What Clinicians Can Do to Combat Anti-Asian Racism

What Clinicians Can Do to Combat Anti-Asian Racism

 Jim Windell

             If we weren’t fully aware of anti-Asian racism before the recent shootings of Asian women in Atlanta, those violent incidents have certainly raised the awareness of the problem for many Americans.

            Not that anti-Asian prejudice and hatred is new in this country. It was evident in the 19th century on the west coast when there were anti-Chinese riots and massacres. More recently, the 2003 SARS outbreak was racialized as Asian-American people were viewed as being responsible for SARS. The Covid-19 pandemic has been blamed on the Chinese and has fueled anti-Chinese and anti-Asian incidents. It can be said that the United States has a long history of anti-Asian racism grounded in xenophobia – a fear of people from other countries.

            In a March 24, 2021 article in the New England Journal of Medicine, titled “Combating Anti-Asian Sentiment — A Practical Guide for Clinicians,” author James H. Lee, M.D., who is in the Department of Psychiatry and Psychology, University of Washington, Seattle, provides guidelines for clinicians to deal with anti-Asian racism.

           In his article, Dr. Lee writes that “Many Asian Americans are feeling the stress of increased anti-Asian sentiment; they may have emotional distress after a verbal assault or anxiety regarding their physical well-being.” Because of this he says that physicians (and his suggestions can apply to other clinicians) can tailor their practices to meet the needs of distressed Asian-Americans by creating a welcoming environment for Asian-American patients and identifying symptoms that stem from living in a racist environment. Lee states that clinicians can then address these symptoms by providing patients with treatments and resources to help reduce this increased psychological strain.

           Because hate crimes have occurred in a wide variety of locations, many Asian-American patients are feeling unsafe in spaces they previously deemed safe. This includes hospitals and clinics. To alleviate this discomfort, Lee suggests that health care providers can make some changes in their offices to ease patients into clinical settings. For instance, outpatient practices can make Asian-American patients feel welcome by having brochures translated into languages commonly spoken in the surrounding communities and displaying them openly. In addition, he recommends that signs in office lobbies or rooms where clients are treated should indicate that translators are available.

           Furthermore, Lee recommends that creating a safe space for Asian Americans also includes protecting Asian-American health care workers. Many Asian employees, he points out, have experienced anti-Asian racism on the job. In addition to increasing or rescheduling cultural  competency training, trainings to teach bystander intervention and crisis de-escalation could also be provided for the staff. Training in these techniques, Lee maintains, will allow health care workers to more effectively and immediately respond to discrimination against a patient or colleague.

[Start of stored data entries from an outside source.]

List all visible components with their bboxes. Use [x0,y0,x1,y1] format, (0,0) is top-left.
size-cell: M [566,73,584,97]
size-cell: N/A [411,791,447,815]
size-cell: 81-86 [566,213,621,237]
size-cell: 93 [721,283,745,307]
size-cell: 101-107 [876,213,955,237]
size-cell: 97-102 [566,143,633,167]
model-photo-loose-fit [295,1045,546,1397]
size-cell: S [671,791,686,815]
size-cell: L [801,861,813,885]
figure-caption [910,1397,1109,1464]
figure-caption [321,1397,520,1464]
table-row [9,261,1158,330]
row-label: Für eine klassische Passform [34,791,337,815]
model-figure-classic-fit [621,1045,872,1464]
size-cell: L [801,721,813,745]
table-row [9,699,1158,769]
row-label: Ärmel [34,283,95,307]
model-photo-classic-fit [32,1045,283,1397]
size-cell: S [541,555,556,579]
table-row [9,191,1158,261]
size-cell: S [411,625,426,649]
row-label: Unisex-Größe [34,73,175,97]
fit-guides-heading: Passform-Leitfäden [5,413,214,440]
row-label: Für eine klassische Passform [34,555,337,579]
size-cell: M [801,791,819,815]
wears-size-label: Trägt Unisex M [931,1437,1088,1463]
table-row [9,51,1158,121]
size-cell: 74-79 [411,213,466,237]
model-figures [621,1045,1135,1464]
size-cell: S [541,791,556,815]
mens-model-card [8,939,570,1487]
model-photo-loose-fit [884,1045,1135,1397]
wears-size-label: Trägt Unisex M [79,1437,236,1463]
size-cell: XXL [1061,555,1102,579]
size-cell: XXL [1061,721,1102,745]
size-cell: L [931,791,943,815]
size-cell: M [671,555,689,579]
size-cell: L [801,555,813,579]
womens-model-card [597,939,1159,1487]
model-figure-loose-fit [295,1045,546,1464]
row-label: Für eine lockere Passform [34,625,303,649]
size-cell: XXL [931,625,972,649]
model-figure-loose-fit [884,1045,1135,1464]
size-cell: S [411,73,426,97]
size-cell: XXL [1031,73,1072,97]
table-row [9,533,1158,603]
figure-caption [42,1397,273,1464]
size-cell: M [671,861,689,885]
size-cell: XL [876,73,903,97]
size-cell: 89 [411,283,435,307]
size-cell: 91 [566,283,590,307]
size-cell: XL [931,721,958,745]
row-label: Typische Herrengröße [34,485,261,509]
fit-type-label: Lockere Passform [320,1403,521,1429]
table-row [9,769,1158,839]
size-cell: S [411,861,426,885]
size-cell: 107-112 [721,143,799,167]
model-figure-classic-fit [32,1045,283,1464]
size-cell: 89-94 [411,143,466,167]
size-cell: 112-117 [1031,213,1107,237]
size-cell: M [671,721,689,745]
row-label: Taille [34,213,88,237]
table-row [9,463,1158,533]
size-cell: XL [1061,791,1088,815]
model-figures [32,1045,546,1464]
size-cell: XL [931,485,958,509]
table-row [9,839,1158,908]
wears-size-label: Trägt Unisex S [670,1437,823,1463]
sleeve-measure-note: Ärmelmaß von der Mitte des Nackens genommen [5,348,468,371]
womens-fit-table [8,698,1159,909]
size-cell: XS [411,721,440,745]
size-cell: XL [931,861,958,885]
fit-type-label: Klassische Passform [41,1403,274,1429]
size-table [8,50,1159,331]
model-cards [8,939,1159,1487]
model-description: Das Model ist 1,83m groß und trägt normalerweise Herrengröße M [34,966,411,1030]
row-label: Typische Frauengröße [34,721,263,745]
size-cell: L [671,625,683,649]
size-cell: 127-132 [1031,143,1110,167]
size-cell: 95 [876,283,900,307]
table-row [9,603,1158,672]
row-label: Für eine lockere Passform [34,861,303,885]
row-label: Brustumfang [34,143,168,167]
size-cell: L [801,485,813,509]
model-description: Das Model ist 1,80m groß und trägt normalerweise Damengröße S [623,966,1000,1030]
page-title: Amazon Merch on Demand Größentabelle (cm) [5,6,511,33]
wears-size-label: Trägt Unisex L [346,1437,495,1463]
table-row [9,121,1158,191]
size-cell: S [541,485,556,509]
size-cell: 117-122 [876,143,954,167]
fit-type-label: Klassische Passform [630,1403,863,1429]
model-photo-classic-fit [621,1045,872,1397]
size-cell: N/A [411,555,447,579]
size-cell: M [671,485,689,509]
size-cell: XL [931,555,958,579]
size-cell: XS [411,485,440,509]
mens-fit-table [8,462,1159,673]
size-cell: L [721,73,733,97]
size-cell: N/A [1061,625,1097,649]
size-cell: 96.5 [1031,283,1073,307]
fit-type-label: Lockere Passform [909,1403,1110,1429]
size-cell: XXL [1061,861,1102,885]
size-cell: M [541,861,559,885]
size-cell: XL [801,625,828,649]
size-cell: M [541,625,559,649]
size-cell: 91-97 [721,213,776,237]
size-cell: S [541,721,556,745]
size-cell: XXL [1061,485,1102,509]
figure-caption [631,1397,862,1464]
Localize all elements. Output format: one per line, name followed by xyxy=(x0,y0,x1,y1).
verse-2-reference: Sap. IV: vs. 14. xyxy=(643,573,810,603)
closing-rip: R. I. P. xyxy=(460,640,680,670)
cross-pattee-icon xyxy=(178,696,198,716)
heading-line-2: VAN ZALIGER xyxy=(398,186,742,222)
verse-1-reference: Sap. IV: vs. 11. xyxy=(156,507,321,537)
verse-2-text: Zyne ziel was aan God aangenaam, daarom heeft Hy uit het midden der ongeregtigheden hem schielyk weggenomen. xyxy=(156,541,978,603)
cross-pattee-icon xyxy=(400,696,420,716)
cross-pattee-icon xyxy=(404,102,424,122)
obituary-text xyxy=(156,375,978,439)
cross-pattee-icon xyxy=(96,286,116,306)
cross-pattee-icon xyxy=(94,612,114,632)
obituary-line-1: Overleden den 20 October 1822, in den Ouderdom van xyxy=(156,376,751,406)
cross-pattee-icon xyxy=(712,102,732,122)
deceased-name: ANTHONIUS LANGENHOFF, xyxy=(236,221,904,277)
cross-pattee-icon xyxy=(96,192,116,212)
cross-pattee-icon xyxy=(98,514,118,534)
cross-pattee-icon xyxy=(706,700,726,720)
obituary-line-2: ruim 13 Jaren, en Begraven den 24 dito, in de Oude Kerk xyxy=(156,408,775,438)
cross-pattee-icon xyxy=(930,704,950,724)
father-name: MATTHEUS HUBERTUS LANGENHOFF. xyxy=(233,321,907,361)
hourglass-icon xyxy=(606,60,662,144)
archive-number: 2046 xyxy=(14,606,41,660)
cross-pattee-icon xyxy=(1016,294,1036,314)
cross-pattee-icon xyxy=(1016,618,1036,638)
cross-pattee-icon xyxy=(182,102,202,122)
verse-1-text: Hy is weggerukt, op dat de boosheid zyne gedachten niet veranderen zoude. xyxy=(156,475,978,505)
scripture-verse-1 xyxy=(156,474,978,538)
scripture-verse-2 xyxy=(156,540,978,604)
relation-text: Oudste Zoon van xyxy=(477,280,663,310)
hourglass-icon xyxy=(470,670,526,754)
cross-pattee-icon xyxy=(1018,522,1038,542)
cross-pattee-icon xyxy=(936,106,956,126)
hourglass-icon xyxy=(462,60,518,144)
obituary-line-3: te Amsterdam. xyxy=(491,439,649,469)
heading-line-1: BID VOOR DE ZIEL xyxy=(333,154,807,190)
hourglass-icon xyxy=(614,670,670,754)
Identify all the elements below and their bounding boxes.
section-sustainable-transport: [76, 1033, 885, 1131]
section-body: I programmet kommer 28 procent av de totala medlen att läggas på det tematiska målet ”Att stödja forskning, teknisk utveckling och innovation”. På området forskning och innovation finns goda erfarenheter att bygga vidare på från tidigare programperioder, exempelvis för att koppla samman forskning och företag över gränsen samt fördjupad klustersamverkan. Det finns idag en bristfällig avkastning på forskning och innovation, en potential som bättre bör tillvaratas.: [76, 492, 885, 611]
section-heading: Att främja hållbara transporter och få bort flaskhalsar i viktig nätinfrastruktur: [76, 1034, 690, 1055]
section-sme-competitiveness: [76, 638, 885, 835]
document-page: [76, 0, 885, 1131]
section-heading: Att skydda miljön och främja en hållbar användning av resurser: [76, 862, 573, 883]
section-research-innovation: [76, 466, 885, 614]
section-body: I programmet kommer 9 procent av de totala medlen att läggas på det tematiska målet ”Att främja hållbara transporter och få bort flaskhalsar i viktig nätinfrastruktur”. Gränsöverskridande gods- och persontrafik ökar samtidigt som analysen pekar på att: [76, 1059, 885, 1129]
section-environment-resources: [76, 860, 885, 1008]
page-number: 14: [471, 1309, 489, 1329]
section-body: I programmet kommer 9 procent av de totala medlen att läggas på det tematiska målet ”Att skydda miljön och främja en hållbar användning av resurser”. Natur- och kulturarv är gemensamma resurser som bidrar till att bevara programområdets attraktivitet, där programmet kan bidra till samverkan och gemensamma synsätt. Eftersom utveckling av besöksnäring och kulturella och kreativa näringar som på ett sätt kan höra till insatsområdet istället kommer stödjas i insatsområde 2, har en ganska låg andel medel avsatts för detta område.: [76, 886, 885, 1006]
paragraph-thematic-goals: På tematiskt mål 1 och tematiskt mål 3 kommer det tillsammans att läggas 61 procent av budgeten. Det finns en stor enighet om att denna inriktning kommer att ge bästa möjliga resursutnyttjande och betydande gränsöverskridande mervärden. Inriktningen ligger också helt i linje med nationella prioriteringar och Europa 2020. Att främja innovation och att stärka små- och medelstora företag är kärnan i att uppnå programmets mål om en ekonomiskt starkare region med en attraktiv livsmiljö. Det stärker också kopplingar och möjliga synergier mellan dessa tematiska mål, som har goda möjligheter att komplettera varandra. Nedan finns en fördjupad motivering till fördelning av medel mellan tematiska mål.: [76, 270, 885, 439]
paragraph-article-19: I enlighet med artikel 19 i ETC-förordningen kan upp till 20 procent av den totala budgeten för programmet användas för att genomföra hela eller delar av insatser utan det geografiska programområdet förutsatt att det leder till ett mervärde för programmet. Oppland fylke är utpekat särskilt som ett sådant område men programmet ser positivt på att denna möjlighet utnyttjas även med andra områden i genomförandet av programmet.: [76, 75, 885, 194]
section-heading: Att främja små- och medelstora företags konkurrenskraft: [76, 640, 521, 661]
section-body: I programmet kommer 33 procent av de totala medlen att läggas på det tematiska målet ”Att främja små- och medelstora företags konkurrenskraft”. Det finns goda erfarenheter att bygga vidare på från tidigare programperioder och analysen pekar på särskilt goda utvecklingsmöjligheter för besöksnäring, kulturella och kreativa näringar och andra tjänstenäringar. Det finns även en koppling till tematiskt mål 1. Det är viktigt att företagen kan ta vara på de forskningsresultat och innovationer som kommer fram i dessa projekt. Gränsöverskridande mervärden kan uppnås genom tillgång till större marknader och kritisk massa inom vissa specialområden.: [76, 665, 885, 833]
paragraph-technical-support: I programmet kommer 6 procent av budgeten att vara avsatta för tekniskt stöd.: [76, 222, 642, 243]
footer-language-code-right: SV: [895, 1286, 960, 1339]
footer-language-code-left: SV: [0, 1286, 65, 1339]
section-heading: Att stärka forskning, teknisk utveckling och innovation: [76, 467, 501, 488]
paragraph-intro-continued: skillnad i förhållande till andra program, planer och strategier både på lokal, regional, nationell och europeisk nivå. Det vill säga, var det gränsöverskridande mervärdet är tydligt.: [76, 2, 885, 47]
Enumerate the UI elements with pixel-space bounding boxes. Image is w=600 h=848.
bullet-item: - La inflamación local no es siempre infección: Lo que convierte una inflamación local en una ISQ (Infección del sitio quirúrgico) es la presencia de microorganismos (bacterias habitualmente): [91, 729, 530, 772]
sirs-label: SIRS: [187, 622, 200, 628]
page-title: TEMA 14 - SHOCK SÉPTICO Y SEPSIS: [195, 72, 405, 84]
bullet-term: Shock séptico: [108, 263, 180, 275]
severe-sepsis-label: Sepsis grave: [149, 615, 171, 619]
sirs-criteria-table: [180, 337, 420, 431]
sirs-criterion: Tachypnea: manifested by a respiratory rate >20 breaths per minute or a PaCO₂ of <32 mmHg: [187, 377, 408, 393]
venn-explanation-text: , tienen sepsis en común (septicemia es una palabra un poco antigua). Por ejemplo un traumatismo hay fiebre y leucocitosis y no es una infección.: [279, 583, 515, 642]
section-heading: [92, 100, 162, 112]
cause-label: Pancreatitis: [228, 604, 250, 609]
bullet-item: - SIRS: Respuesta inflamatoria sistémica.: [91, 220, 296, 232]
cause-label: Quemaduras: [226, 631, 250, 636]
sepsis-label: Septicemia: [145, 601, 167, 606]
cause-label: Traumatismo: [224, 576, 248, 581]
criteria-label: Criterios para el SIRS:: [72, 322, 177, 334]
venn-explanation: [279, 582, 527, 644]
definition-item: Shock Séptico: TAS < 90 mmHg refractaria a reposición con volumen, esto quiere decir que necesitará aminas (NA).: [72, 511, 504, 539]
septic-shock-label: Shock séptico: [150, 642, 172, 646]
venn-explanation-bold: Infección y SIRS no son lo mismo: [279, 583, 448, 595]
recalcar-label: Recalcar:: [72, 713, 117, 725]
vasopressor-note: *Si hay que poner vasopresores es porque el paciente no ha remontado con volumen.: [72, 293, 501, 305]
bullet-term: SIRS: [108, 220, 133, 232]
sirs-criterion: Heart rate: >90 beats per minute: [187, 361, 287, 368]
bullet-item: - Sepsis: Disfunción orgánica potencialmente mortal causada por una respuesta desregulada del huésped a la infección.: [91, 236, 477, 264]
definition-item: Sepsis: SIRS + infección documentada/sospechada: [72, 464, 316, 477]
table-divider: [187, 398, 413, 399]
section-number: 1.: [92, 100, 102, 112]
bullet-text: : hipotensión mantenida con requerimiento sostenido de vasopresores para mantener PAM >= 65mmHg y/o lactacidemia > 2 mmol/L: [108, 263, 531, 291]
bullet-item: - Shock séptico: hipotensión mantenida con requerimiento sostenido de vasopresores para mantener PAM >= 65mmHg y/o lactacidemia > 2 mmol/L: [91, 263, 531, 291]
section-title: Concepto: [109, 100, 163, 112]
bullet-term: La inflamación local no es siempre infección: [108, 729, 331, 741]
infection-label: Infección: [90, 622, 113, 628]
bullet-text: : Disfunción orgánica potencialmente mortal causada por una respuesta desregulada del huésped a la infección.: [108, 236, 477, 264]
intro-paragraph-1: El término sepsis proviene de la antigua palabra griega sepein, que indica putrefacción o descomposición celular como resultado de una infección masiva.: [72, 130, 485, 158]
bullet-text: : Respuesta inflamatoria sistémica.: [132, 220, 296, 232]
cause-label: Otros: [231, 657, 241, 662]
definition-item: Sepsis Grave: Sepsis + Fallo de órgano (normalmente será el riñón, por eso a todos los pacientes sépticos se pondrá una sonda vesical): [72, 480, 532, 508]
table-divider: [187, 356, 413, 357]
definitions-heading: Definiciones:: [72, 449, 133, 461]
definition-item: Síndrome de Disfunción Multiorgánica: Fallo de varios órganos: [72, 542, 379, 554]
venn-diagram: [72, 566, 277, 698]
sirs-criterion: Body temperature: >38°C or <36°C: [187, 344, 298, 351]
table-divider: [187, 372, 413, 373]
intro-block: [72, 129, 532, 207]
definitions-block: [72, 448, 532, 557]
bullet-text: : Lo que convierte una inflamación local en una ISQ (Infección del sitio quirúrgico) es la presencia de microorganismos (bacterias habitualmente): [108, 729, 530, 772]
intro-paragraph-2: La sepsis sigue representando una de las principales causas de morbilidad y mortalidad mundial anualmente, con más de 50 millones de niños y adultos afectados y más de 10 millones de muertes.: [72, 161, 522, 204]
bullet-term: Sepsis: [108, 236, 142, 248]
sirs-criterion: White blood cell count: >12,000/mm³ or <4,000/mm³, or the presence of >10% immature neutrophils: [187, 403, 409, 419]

           Dr. Lee suggests that physicians should become comfortable asking whether patients have experienced racism. This kind of question could both signal that the clinician is open to discussing race and reframe a conversation to permit consideration of the effects of racism on the individual. Lee says that undertaking targeted screening for depression, anxiety, and substance use with racism in mind can reveal symptoms that the patient may have previously dismissed.

           Dr. Lee writes that if a patient reports having experienced a hate crime, it is appropriate to treat the incident as a traumatic experience. Along with potentially treating a patient for PTSD, he recommends that clinicians have access to a wide variety of resources, including organizations such as STOP AAPI Hate and Asian Americans Advancing Justice. Clinicians can address harms from anti-Asian sentiment in part by connecting patients with resources that might not have been considered if the conversation were not directed toward race.

           Finally, Lee suggests clinicians should act to address anti-Asian sentiment by tailoring their practice both inside and outside patient rooms to make Asian-American patients and colleagues feel safe. “These small changes will allow clinicians to capture diagnoses they might otherwise miss and to connect Asian-American patients with resources essential to their well-being, thereby providing holistic care that accounts for patients’ lived experience of race,” he concludes.